Brian Pieralisi, cotton specialist with the Mississippi State University Extension Service, spoke with growers ranging from the south Delta to the Black Prairie regions of the state. He said there were fields where cotton bolls were beginning to open when the storm arrived.
“No one is picking cotton yet, but we are close. We will have defoliation applications going out when this weather system clears,” he said. “We can expect hard-locked bolls, some boll rot and sprouting seeds in the bur. Seeds will sprout in open bolls when the lint stays damp for several days in a row.”
Pieralisi said the severity of damage on early cotton will hinge on how long it takes to get hot, sunny conditions for consecutive days.
“If the sprout dries up while it’s still very small, it’s not much of an issue,” he said. “If the current wet pattern persists, that will only get worse.”
MSU Extension soybean specialist Trent Irby said most soybeans in the affected areas were still growing before the flooding.
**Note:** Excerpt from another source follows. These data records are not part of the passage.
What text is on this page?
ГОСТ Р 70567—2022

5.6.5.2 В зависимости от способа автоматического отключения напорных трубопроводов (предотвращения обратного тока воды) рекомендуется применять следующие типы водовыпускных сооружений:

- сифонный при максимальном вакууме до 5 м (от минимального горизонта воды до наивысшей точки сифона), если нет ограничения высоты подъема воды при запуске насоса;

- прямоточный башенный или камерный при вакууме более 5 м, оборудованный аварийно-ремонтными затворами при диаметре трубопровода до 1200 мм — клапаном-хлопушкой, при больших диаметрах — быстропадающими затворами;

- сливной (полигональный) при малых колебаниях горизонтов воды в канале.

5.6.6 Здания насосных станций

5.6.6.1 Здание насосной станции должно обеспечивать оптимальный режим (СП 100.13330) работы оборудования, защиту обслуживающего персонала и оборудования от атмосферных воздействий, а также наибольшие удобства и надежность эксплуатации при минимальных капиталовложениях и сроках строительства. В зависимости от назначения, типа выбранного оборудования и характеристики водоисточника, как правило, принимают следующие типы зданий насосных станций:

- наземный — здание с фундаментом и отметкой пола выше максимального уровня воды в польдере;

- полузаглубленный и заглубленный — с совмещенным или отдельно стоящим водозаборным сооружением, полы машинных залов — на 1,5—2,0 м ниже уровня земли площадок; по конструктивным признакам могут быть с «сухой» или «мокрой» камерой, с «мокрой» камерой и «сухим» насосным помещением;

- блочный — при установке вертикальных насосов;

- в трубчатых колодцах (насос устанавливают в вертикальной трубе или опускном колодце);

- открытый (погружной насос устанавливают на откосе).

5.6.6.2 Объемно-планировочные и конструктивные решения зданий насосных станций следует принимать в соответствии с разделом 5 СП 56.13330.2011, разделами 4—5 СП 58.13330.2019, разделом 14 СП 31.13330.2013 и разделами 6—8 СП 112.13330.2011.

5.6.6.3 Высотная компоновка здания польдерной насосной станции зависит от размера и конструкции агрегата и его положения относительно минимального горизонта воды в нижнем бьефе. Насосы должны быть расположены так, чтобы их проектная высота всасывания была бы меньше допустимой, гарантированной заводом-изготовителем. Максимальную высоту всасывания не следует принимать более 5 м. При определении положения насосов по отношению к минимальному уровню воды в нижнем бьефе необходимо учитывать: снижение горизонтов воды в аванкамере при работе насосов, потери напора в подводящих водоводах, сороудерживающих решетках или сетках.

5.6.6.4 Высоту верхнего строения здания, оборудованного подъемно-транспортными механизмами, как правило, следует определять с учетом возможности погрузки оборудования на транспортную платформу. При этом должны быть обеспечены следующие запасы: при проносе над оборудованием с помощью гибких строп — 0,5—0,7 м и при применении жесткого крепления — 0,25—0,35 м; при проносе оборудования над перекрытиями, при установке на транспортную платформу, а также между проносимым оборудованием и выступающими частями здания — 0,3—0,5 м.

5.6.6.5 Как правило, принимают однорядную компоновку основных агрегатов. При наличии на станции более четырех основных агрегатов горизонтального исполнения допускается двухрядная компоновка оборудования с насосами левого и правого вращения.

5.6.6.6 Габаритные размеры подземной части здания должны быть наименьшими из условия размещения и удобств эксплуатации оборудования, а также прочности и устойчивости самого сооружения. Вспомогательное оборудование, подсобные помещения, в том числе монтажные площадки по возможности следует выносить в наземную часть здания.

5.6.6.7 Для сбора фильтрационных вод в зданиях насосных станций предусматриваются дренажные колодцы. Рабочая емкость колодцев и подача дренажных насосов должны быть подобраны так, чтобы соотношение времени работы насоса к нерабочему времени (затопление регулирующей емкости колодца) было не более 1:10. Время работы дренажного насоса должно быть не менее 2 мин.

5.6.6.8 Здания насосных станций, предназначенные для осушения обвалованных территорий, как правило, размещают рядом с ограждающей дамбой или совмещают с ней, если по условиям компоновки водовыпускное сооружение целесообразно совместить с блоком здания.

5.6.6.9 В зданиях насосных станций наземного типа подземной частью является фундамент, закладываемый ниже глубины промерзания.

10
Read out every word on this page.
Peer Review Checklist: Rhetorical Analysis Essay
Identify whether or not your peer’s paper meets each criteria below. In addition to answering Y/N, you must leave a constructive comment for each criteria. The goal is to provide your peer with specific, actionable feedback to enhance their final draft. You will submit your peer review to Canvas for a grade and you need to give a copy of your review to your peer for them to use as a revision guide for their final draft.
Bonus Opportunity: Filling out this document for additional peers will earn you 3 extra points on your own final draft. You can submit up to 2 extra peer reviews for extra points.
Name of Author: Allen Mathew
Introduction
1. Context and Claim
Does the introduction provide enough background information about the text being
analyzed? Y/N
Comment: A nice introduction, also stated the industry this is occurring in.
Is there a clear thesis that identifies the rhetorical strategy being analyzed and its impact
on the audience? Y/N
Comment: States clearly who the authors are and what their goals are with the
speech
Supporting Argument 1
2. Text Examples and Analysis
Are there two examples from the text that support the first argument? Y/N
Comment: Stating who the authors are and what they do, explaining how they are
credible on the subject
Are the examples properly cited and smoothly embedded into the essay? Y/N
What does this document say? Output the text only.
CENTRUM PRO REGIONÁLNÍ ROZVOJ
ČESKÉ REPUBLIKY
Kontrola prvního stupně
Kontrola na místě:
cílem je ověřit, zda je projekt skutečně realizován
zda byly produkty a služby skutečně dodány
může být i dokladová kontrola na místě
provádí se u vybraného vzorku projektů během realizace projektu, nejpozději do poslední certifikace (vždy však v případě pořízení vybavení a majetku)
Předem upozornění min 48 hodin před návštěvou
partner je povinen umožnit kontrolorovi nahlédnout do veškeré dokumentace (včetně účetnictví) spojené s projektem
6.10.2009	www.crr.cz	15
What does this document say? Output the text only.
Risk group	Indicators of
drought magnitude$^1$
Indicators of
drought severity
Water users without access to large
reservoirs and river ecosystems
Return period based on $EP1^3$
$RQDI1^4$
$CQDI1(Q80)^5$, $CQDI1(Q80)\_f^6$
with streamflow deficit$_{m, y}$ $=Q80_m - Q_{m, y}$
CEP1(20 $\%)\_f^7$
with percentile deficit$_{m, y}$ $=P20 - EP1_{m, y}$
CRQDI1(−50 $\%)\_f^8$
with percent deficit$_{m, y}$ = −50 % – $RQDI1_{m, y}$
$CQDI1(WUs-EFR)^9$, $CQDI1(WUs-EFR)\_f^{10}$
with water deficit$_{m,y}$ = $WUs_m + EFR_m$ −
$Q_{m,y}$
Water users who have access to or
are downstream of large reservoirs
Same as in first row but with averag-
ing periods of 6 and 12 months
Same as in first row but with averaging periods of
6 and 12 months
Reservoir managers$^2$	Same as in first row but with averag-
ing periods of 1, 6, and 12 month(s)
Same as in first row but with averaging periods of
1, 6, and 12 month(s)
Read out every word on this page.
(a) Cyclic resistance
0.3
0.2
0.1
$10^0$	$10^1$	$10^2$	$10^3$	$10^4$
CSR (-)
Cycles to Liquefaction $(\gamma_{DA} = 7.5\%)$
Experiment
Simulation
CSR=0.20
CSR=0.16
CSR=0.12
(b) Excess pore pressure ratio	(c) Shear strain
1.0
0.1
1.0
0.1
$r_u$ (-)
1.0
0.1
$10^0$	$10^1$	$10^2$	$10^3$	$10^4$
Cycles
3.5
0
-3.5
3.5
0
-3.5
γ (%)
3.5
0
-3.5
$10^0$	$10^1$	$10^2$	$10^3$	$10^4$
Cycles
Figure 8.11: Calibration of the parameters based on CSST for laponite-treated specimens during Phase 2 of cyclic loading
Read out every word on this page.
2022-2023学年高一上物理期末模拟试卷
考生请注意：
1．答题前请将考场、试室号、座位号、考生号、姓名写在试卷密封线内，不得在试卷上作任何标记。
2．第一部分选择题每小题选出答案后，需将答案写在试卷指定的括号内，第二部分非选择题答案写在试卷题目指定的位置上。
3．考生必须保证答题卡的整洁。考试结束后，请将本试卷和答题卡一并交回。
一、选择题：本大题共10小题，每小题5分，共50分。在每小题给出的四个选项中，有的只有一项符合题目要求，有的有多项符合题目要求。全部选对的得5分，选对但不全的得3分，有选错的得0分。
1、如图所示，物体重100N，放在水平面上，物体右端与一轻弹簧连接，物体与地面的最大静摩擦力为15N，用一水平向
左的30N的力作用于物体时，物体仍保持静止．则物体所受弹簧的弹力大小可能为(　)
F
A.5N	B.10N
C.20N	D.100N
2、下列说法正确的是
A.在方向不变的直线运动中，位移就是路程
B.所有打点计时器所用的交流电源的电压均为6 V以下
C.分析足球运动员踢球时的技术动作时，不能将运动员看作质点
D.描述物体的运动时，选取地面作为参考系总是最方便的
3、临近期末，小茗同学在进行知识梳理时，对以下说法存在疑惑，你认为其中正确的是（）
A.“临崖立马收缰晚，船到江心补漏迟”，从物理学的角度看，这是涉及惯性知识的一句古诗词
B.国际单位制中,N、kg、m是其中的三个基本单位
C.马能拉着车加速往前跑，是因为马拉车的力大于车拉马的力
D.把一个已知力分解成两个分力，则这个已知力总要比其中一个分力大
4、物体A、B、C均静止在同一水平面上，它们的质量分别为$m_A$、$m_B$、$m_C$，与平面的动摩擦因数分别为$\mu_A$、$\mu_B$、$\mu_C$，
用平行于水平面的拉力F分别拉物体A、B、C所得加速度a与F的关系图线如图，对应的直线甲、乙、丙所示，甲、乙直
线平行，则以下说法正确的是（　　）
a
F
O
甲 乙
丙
“The impacts on soybean will depend on the stage of development of the crop,” Irby said. “This is one of those ‘it depends’ type of scenarios. Those acres that are ready or close to ready for harvest could absolutely be compromised with potential for seed sprouting in the pod and reduction in quality, and some later planted soybean acres that are less developed may come out of this round of weather with little to no impact to the quality of the seed.”
Field damage will be a future problem resulting from the storm system. Phillip Vandevere, MSU Extension agent in Yazoo County, said that, while rainwater is exiting fields, soggy soils will not support farm machinery until fields receive a break from the precipitation.
“Once we do get sun and start getting into the field, the crop itself will be dry, but the ground won’t be,” he said. “Growers will have to rut some of their fields up to get their crop out. It will be costly to go back and fix the fields and repair farm roads.”
While there were still numerous full corn fields in his area, Vandevere said the crop was at an advanced enough stage to withstand major damage.
“One good thing about the corn is, unless we get to where stalks start falling and lodging, the kernels are pretty hardy,” he said. “I haven’t seen any stalks falling so far.”
Reports on poultry houses affected by the rains are still being gathered, but the Peco poultry processing facility in Sebastopol was closed due to flooding on Aug. 24.